The elation that comes before a meal that you know will challenge and expand and stretch and regale your taste buds = exactly what I felt last friday afternoon. On a break from 3 weeks of work and in a mood to burn money on things that float my very own boat, I put together a cheese feast with some coworkers. We picked up 7 varieties, of which I will write about not Taleggio, Morbier, or Saint Nectaire. The biggest pity is that my iPhone with pictures of all these albuminous protein chunks from the Netherlands, France, Spain, and wisconsin was lost to the Salish Sea, so the only fruit for the brain buds will be concise descriptions of what I savoured.

First was the Pave de Jadis, an ash-covered chèvre from the Pays de la Loire. It was weeping moisture in the way only the heat of 5 PM in late july can coax out of a tranche of cheese. It had a slow to come on, rather fuzzy way of conveying citrus, mild dairy, and mellow grasses.

Second was the Garrotxa, a Catalonian aged goat’s cheese. Funky and bleu-chestnut rind colored with fishy tasties in my olfactory part influencing the chalky earth salt taste. A little mold funk made me think that this cheese is confused but in a “share my delirium” sort of engaging way.
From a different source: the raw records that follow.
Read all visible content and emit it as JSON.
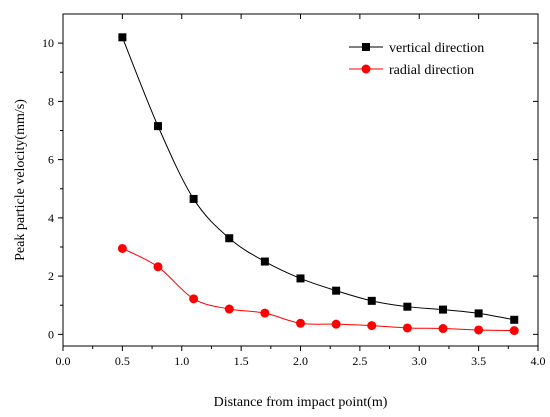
{
  "chart_data": {
    "type": "line",
    "xlabel": "Distance from impact point(m)",
    "ylabel": "Peak particle velocity(mm/s)",
    "xlim": [
      0.0,
      4.0
    ],
    "ylim": [
      -0.4,
      11.0
    ],
    "x_ticks": [
      "0.0",
      "0.5",
      "1.0",
      "1.5",
      "2.0",
      "2.5",
      "3.0",
      "3.5",
      "4.0"
    ],
    "y_ticks": [
      "0",
      "2",
      "4",
      "6",
      "8",
      "10"
    ],
    "grid": false,
    "legend_position": "top-right",
    "series": [
      {
        "name": "vertical direction",
        "marker": "square",
        "color": "#000000",
        "x": [
          0.5,
          0.8,
          1.1,
          1.4,
          1.7,
          2.0,
          2.3,
          2.6,
          2.9,
          3.2,
          3.5,
          3.8
        ],
        "values": [
          10.2,
          7.15,
          4.65,
          3.3,
          2.5,
          1.92,
          1.5,
          1.15,
          0.95,
          0.85,
          0.72,
          0.5
        ]
      },
      {
        "name": "radial direction",
        "marker": "circle",
        "color": "#ff0000",
        "x": [
          0.5,
          0.8,
          1.1,
          1.4,
          1.7,
          2.0,
          2.3,
          2.6,
          2.9,
          3.2,
          3.5,
          3.8
        ],
        "values": [
          2.95,
          2.32,
          1.22,
          0.87,
          0.73,
          0.38,
          0.35,
          0.3,
          0.22,
          0.2,
          0.15,
          0.13
        ]
      }
    ]
  }
}
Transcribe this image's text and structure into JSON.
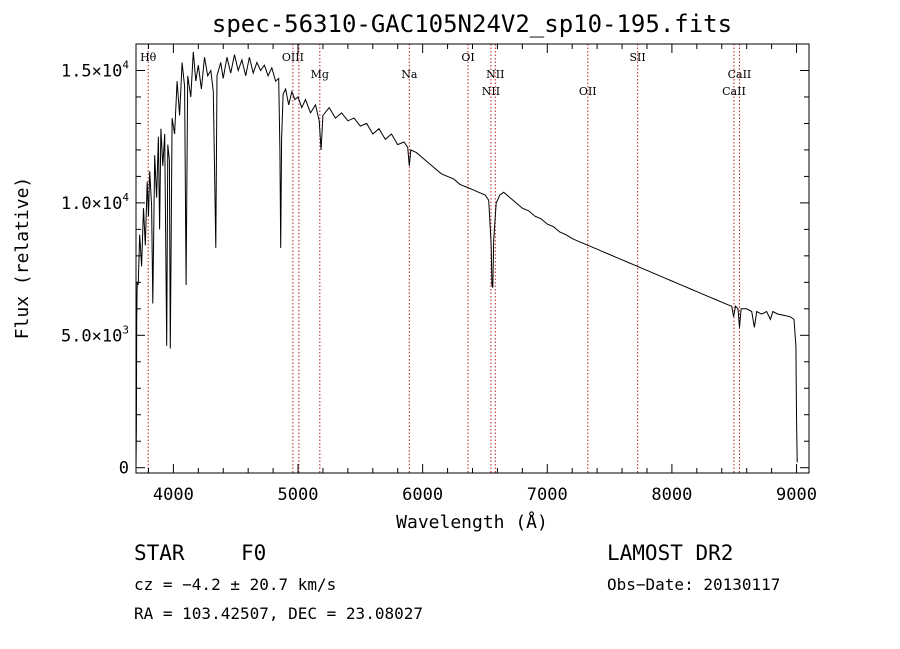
{
  "chart_data": {
    "type": "line",
    "title": "spec-56310-GAC105N24V2_sp10-195.fits",
    "xlabel": "Wavelength (Å)",
    "ylabel": "Flux (relative)",
    "xlim": [
      3700,
      9100
    ],
    "ylim": [
      -200,
      16000
    ],
    "x_ticks": [
      {
        "value": 4000,
        "label": "4000"
      },
      {
        "value": 5000,
        "label": "5000"
      },
      {
        "value": 6000,
        "label": "6000"
      },
      {
        "value": 7000,
        "label": "7000"
      },
      {
        "value": 8000,
        "label": "8000"
      },
      {
        "value": 9000,
        "label": "9000"
      }
    ],
    "y_ticks": [
      {
        "value": 0,
        "mantissa": "0",
        "exponent": ""
      },
      {
        "value": 5000,
        "mantissa": "5.0×10",
        "exponent": "3"
      },
      {
        "value": 10000,
        "mantissa": "1.0×10",
        "exponent": "4"
      },
      {
        "value": 15000,
        "mantissa": "1.5×10",
        "exponent": "4"
      }
    ],
    "spectrum": {
      "name": "flux",
      "color": "#000000",
      "points": [
        [
          3700,
          0
        ],
        [
          3703,
          1500
        ],
        [
          3706,
          5500
        ],
        [
          3710,
          7000
        ],
        [
          3718,
          6900
        ],
        [
          3730,
          8800
        ],
        [
          3745,
          7600
        ],
        [
          3760,
          9800
        ],
        [
          3775,
          8400
        ],
        [
          3790,
          10800
        ],
        [
          3800,
          9500
        ],
        [
          3810,
          11200
        ],
        [
          3825,
          9900
        ],
        [
          3835,
          6200
        ],
        [
          3850,
          11800
        ],
        [
          3865,
          10200
        ],
        [
          3880,
          12500
        ],
        [
          3889,
          9000
        ],
        [
          3900,
          12800
        ],
        [
          3915,
          11400
        ],
        [
          3930,
          12600
        ],
        [
          3946,
          4600
        ],
        [
          3955,
          12200
        ],
        [
          3968,
          11600
        ],
        [
          3975,
          4500
        ],
        [
          3990,
          13200
        ],
        [
          4010,
          12600
        ],
        [
          4030,
          14600
        ],
        [
          4050,
          13300
        ],
        [
          4070,
          15300
        ],
        [
          4090,
          14400
        ],
        [
          4102,
          6900
        ],
        [
          4115,
          14800
        ],
        [
          4140,
          14000
        ],
        [
          4160,
          15700
        ],
        [
          4180,
          14600
        ],
        [
          4200,
          15200
        ],
        [
          4225,
          14300
        ],
        [
          4250,
          15500
        ],
        [
          4275,
          14800
        ],
        [
          4300,
          15000
        ],
        [
          4320,
          14200
        ],
        [
          4340,
          8300
        ],
        [
          4350,
          14800
        ],
        [
          4380,
          15300
        ],
        [
          4400,
          14700
        ],
        [
          4430,
          15500
        ],
        [
          4460,
          14900
        ],
        [
          4490,
          15600
        ],
        [
          4520,
          15000
        ],
        [
          4550,
          15400
        ],
        [
          4580,
          14800
        ],
        [
          4610,
          15500
        ],
        [
          4640,
          14900
        ],
        [
          4670,
          15300
        ],
        [
          4700,
          15000
        ],
        [
          4730,
          15200
        ],
        [
          4760,
          14800
        ],
        [
          4790,
          15100
        ],
        [
          4820,
          14600
        ],
        [
          4845,
          14700
        ],
        [
          4855,
          12000
        ],
        [
          4861,
          8300
        ],
        [
          4868,
          12400
        ],
        [
          4880,
          14100
        ],
        [
          4900,
          14300
        ],
        [
          4925,
          13700
        ],
        [
          4950,
          14200
        ],
        [
          4975,
          13900
        ],
        [
          5000,
          14000
        ],
        [
          5030,
          13600
        ],
        [
          5060,
          13900
        ],
        [
          5100,
          13400
        ],
        [
          5140,
          13700
        ],
        [
          5170,
          13100
        ],
        [
          5185,
          12000
        ],
        [
          5200,
          13300
        ],
        [
          5250,
          13600
        ],
        [
          5300,
          13200
        ],
        [
          5350,
          13400
        ],
        [
          5400,
          13100
        ],
        [
          5450,
          13200
        ],
        [
          5500,
          12900
        ],
        [
          5550,
          13000
        ],
        [
          5600,
          12600
        ],
        [
          5650,
          12800
        ],
        [
          5700,
          12400
        ],
        [
          5750,
          12600
        ],
        [
          5800,
          12200
        ],
        [
          5850,
          12300
        ],
        [
          5880,
          12100
        ],
        [
          5893,
          11400
        ],
        [
          5905,
          12000
        ],
        [
          5950,
          11900
        ],
        [
          6000,
          11700
        ],
        [
          6050,
          11500
        ],
        [
          6100,
          11300
        ],
        [
          6150,
          11100
        ],
        [
          6200,
          11000
        ],
        [
          6250,
          10900
        ],
        [
          6300,
          10700
        ],
        [
          6350,
          10600
        ],
        [
          6400,
          10500
        ],
        [
          6450,
          10400
        ],
        [
          6500,
          10300
        ],
        [
          6530,
          10100
        ],
        [
          6550,
          8400
        ],
        [
          6556,
          6900
        ],
        [
          6563,
          6800
        ],
        [
          6570,
          8600
        ],
        [
          6590,
          10000
        ],
        [
          6620,
          10300
        ],
        [
          6650,
          10400
        ],
        [
          6700,
          10200
        ],
        [
          6750,
          10000
        ],
        [
          6800,
          9800
        ],
        [
          6850,
          9700
        ],
        [
          6900,
          9500
        ],
        [
          6950,
          9400
        ],
        [
          7000,
          9200
        ],
        [
          7050,
          9100
        ],
        [
          7100,
          8900
        ],
        [
          7150,
          8800
        ],
        [
          7200,
          8650
        ],
        [
          7250,
          8550
        ],
        [
          7300,
          8450
        ],
        [
          7350,
          8350
        ],
        [
          7400,
          8250
        ],
        [
          7450,
          8150
        ],
        [
          7500,
          8050
        ],
        [
          7550,
          7950
        ],
        [
          7600,
          7850
        ],
        [
          7650,
          7750
        ],
        [
          7700,
          7650
        ],
        [
          7750,
          7550
        ],
        [
          7800,
          7450
        ],
        [
          7850,
          7350
        ],
        [
          7900,
          7250
        ],
        [
          7950,
          7150
        ],
        [
          8000,
          7050
        ],
        [
          8050,
          6950
        ],
        [
          8100,
          6850
        ],
        [
          8150,
          6750
        ],
        [
          8200,
          6650
        ],
        [
          8250,
          6550
        ],
        [
          8300,
          6450
        ],
        [
          8350,
          6350
        ],
        [
          8400,
          6250
        ],
        [
          8450,
          6150
        ],
        [
          8480,
          6100
        ],
        [
          8495,
          5700
        ],
        [
          8510,
          6100
        ],
        [
          8530,
          6000
        ],
        [
          8542,
          5300
        ],
        [
          8555,
          6000
        ],
        [
          8600,
          6000
        ],
        [
          8640,
          5900
        ],
        [
          8662,
          5300
        ],
        [
          8680,
          5900
        ],
        [
          8720,
          5800
        ],
        [
          8760,
          5900
        ],
        [
          8790,
          5600
        ],
        [
          8810,
          5900
        ],
        [
          8850,
          5800
        ],
        [
          8900,
          5750
        ],
        [
          8950,
          5700
        ],
        [
          8980,
          5600
        ],
        [
          8995,
          4600
        ],
        [
          9000,
          2000
        ],
        [
          9005,
          200
        ]
      ]
    },
    "reference_lines": [
      {
        "name": "Hθ",
        "wavelength": 3798,
        "label_row": "top"
      },
      {
        "name": "OIII",
        "wavelength": 4959,
        "label_row": "top"
      },
      {
        "name": "OIII",
        "wavelength": 5007,
        "label_row": "none"
      },
      {
        "name": "Mg",
        "wavelength": 5175,
        "label_row": "mid"
      },
      {
        "name": "Na",
        "wavelength": 5893,
        "label_row": "mid"
      },
      {
        "name": "OI",
        "wavelength": 6364,
        "label_row": "top"
      },
      {
        "name": "NII",
        "wavelength": 6548,
        "label_row": "bottom"
      },
      {
        "name": "NII",
        "wavelength": 6583,
        "label_row": "mid"
      },
      {
        "name": "OII",
        "wavelength": 7325,
        "label_row": "bottom"
      },
      {
        "name": "SII",
        "wavelength": 7725,
        "label_row": "top"
      },
      {
        "name": "CaII",
        "wavelength": 8498,
        "label_row": "bottom"
      },
      {
        "name": "CaII",
        "wavelength": 8542,
        "label_row": "mid"
      }
    ],
    "reference_line_color": "#b22222"
  },
  "info": {
    "classification": "STAR",
    "subclass": "F0",
    "survey": "LAMOST DR2",
    "redshift": "cz = −4.2 ± 20.7 km/s",
    "obs_date": "Obs−Date: 20130117",
    "coordinates": "RA = 103.42507, DEC =  23.08027"
  }
}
Third was the Ballerina, by far the most expensive of our cheeses. It is an aged gouda that has a wonderful dark amber interior and translucent cheese crystals. I am not sure how long the affinage process lasted but I would venture somewhere in between 15-27 months (big range I know). It seemed like a wonderful vessel that someone poured delightful essence of garlic, molasses, salt, and roasted shrooms. The range and developing flavas was just so exciting and I highly recommend this cheese and other friends who like to talk about what they taste for a good time.

Last was Honeybee, another aged gouda. Somehow the sweetness and citrus of a teriyaki chicken skewer were the very first analogies I could find. This cheese finished with such a fun creamy nut sweetness that would have been both a muted dandelion yellow and earthy violet were they to be colors instead of (or in addition to) tastes.

These cheeses were fun to eat. We spent $70 on cheese (and sancerre) and I can’t think of a more amusing way I have spent my money in months.